Glancing at her, Jonas held the small bottle out again. She sipped it and sat a moment, wondering if he’d told her about the knife because he knew what she was. He’d already told her he knew she was a girl. Was this his way of telling her he knew what she could do, too? But if he knew she was able to heal, was one of these Aenuks, then surely he would have killed her by now, since that seemed to be what he did to them.
“You asked.”
“What?”
“You wanted to know about the knife. What did you expect I did with it? Use it to make daisy chains? It’s a knife. Its purpose is to kill. And the Aenuks I kill are bad folk.”
Yes, she was a bad person. She’d killed a man less than a week days ago, and left a pile of dead animals on the gallows where she’d hung. Everywhere she went she had the potential to leave a trail of destruction. She was a bad person.
Or was this all part of some elaborate test that he’d begun when he challenged her to a duel? Was he gauging her reaction to see if she was one of these Aenuks and, if so, had she reacted appropriately?
“Did I pass?”
He looked at her a moment before bursting out laughing, a hearty guffaw that had him clutching his belly.

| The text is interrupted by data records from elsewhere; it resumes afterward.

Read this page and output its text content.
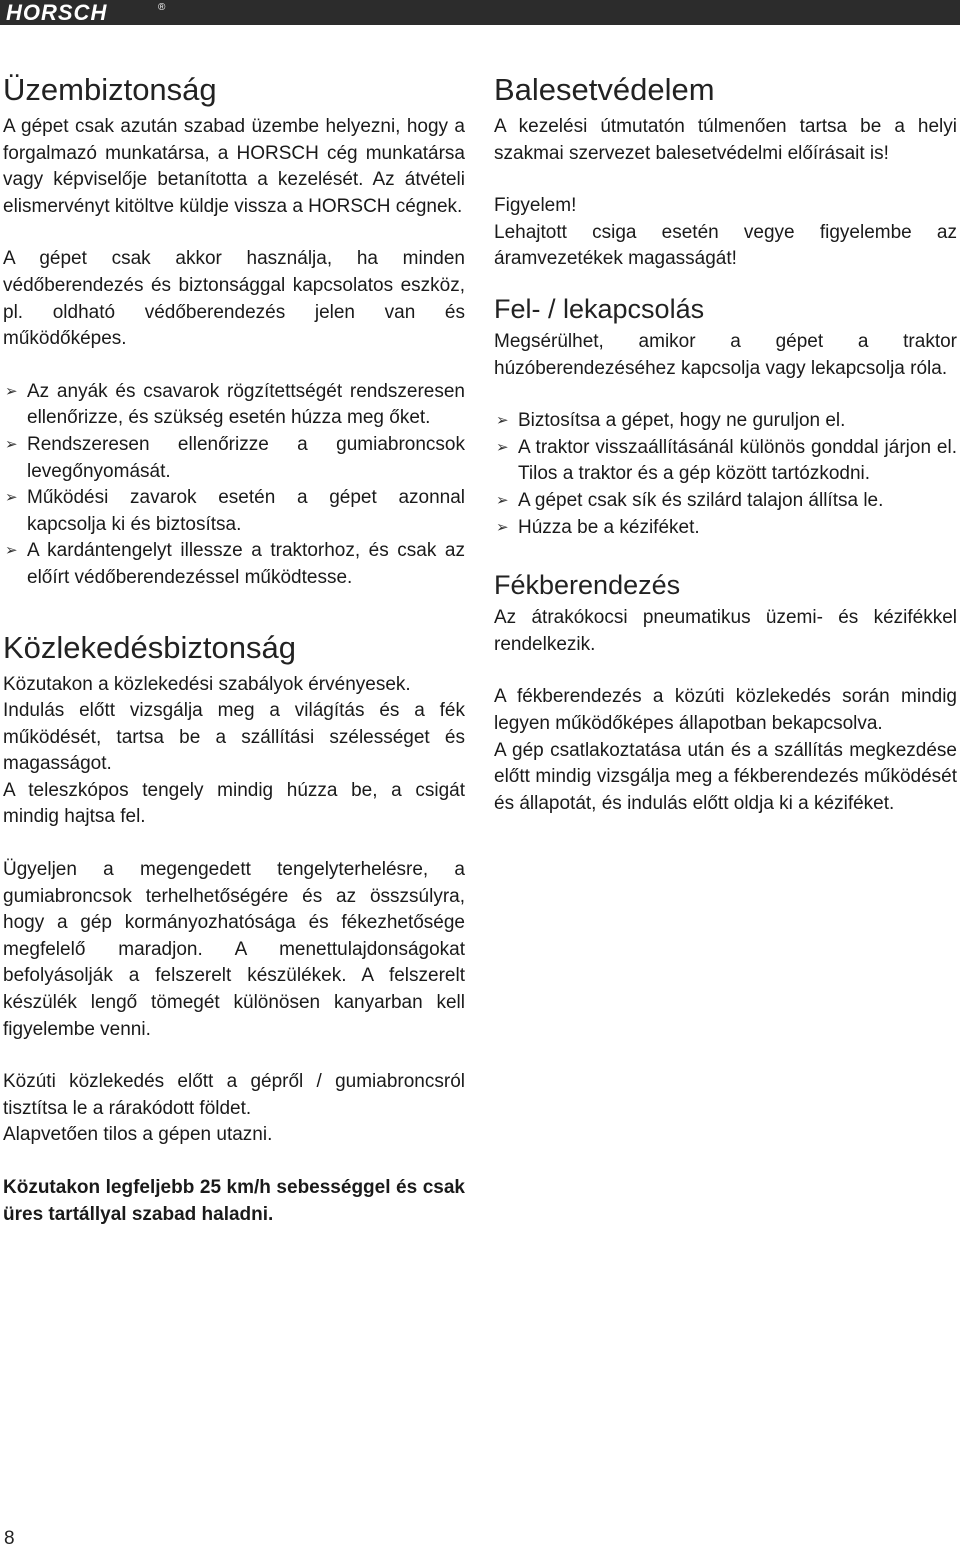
HORSCH	®
Üzembiztonság

A gépet csak azután szabad üzembe helyezni, hogy a forgalmazó munkatársa, a HORSCH cég munkatársa vagy képviselője betanította a kezelését. Az átvételi elismervényt kitöltve küldje vissza a HORSCH cégnek.

A gépet csak akkor használja, ha minden védőberendezés és biztonsággal kapcsolatos eszköz, pl. oldható védőberendezés jelen van és működőképes.

➢ Az anyák és csavarok rögzítettségét rendszeresen ellenőrizze, és szükség esetén húzza meg őket.
➢ Rendszeresen ellenőrizze a gumiabroncsok levegőnyomását.
➢ Működési zavarok esetén a gépet azonnal kapcsolja ki és biztosítsa.
➢ A kardántengelyt illessze a traktorhoz, és csak az előírt védőberendezéssel működtesse.
Közlekedésbiztonság

Közutakon a közlekedési szabályok érvényesek.

Indulás előtt vizsgálja meg a világítás és a fék működését, tartsa be a szállítási szélességet és magasságot.

A teleszkópos tengely mindig húzza be, a csigát mindig hajtsa fel.

Ügyeljen a megengedett tengelyterhelésre, a gumiabroncsok terhelhetőségére és az összsúlyra, hogy a gép kormányozhatósága és fékezhetősége megfelelő maradjon. A menettulajdonságokat befolyásolják a felszerelt készülékek. A felszerelt készülék lengő tömegét különösen kanyarban kell figyelembe venni.

Közúti közlekedés előtt a gépről / gumiabroncsról tisztítsa le a rárakódott földet.

Alapvetően tilos a gépen utazni.

Közutakon legfeljebb 25 km/h sebességgel és csak üres tartállyal szabad haladni.

Balesetvédelem

A kezelési útmutatón túlmenően tartsa be a helyi szakmai szervezet balesetvédelmi előírásait is!

Figyelem!

Lehajtott csiga esetén vegye figyelembe az áramvezetékek magasságát!

Fel- / lekapcsolás

Megsérülhet, amikor a gépet a traktor húzóberendezéséhez kapcsolja vagy lekapcsolja róla.

➢ Biztosítsa a gépet, hogy ne guruljon el.
➢ A traktor visszaállításánál különös gonddal járjon el. Tilos a traktor és a gép között tartózkodni.
➢ A gépet csak sík és szilárd talajon állítsa le.
➢ Húzza be a kéziféket.
Fékberendezés

Az átrakókocsi pneumatikus üzemi- és kézifékkel rendelkezik.

A fékberendezés a közúti közlekedés során mindig legyen működőképes állapotban bekapcsolva.

A gép csatlakoztatása után és a szállítás megkezdése előtt mindig vizsgálja meg a fékberendezés működését és állapotát, és indulás előtt oldja ki a kéziféket.

8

Llew flushed.
“You were testing me, weren’t you, before, with the swords?”
Jonas took a moment to compose himself and Llew took another sip from his bottle as he constructed an answer. “I like to know who I’m fightin’ with, is all.”
She handed the bottle back.
“So, how did I do?”
He threw back another mouthful of the potent liquid. “You did alright,” he said. He slid the knife back into its holster, retrieved the cork from the ground beside him and pressed it back into the bottle. Then he pushed himself to his feet and offered a hand to Llew. “We should get these dishes rinsed before we’re missed.”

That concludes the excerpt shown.